Attorneys for both candidates involved in a contested special election for an Oklahoma House of Representatives seat from Tulsa asked the Oklahoma Supreme Court on Monday to take the case. Democratic candidate Dan Arthrell, whose three-vote lead in this month’s election was overturned in a recount, said he asked the court to intervene. A court referee did not immediately issue a recommendation for whether the court would take the case. The filing comes after initial returns showed Arthrell defeating Republican Katie Henke by three votes in the April 3 special election to fill the seat vacated by Republican Rep. Dan Sullivan. Henke then asked for a manual recount, which was held Tuesday. Arthrell received four fewer votes, resulting in a one-vote win for Henke. Shortly after the Tulsa County Election Board certified the results, two uncounted ballots — both for Arthrell — were found in a bin beneath an election machine.

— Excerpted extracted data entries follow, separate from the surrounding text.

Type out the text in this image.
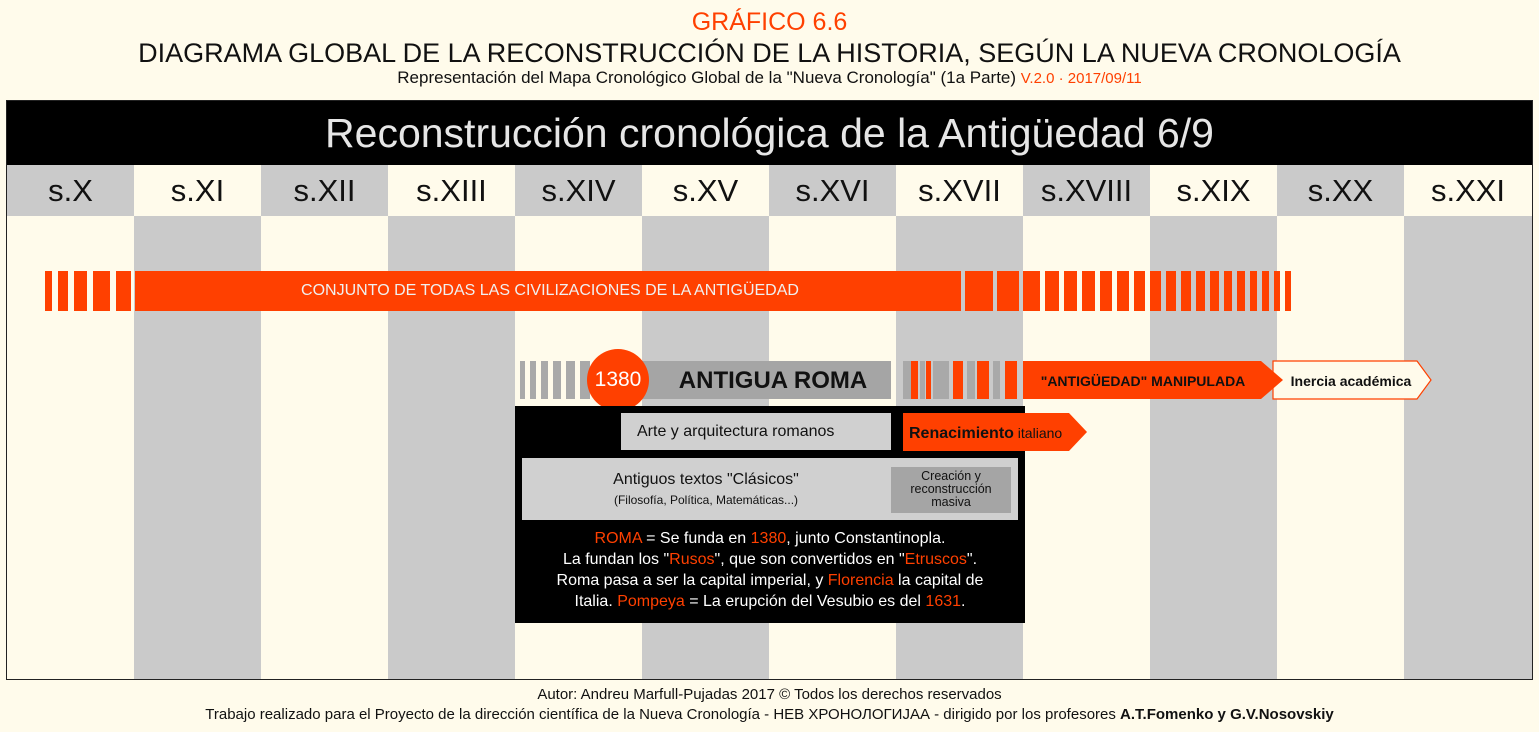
GRÁFICO 6.6
DIAGRAMA GLOBAL DE LA RECONSTRUCCIÓN DE LA HISTORIA, SEGÚN LA NUEVA CRONOLOGÍA
Representación del Mapa Cronológico Global de la "Nueva Cronología" (1a Parte) V.2.0 · 2017/09/11
Reconstrucción cronológica de la Antigüedad 6/9
s.X	s.XI	s.XII	s.XIII	s.XIV	s.XV	s.XVI	s.XVII	s.XVIII	s.XIX	s.XX	s.XXI
CONJUNTO DE TODAS LAS CIVILIZACIONES DE LA ANTIGÜEDAD
ANTIGUA ROMA
1380	"ANTIGÜEDAD" MANIPULADA	Inercia académica
Arte y arquitectura romanos	Renacimiento italiano
Antiguos textos "Clásicos"
(Filosofía, Política, Matemáticas...)
Creación y reconstrucción masiva
ROMA = Se funda en 1380, junto Constantinopla.
La fundan los "Rusos", que son convertidos en "Etruscos".
Roma pasa a ser la capital imperial, y Florencia la capital de
Italia. Pompeya = La erupción del Vesubio es del 1631.
Autor: Andreu Marfull-Pujadas 2017 © Todos los derechos reservados
Trabajo realizado para el Proyecto de la dirección científica de la Nueva Cronología - НЕВ ХРОНОЛОГИЈАА - dirigido por los profesores A.T.Fomenko y G.V.Nosovskiy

“We’re asking the court to take the case and either count the two ballots or go back to the original machine count,” said Arthrell attorney Greg Bledsoe. “Our preferred result would be to count these ballots because every voter deserves to have his or her vote counted.”
Henke’s attorney, Robert Sartin, agreed that the case belongs before the state’s highest court. “The Oklahoma Supreme Court should assume original jurisdiction and stay all proceedings in this case and the Oklahoma Supreme Court should once and for all decide this case,” Sartin said.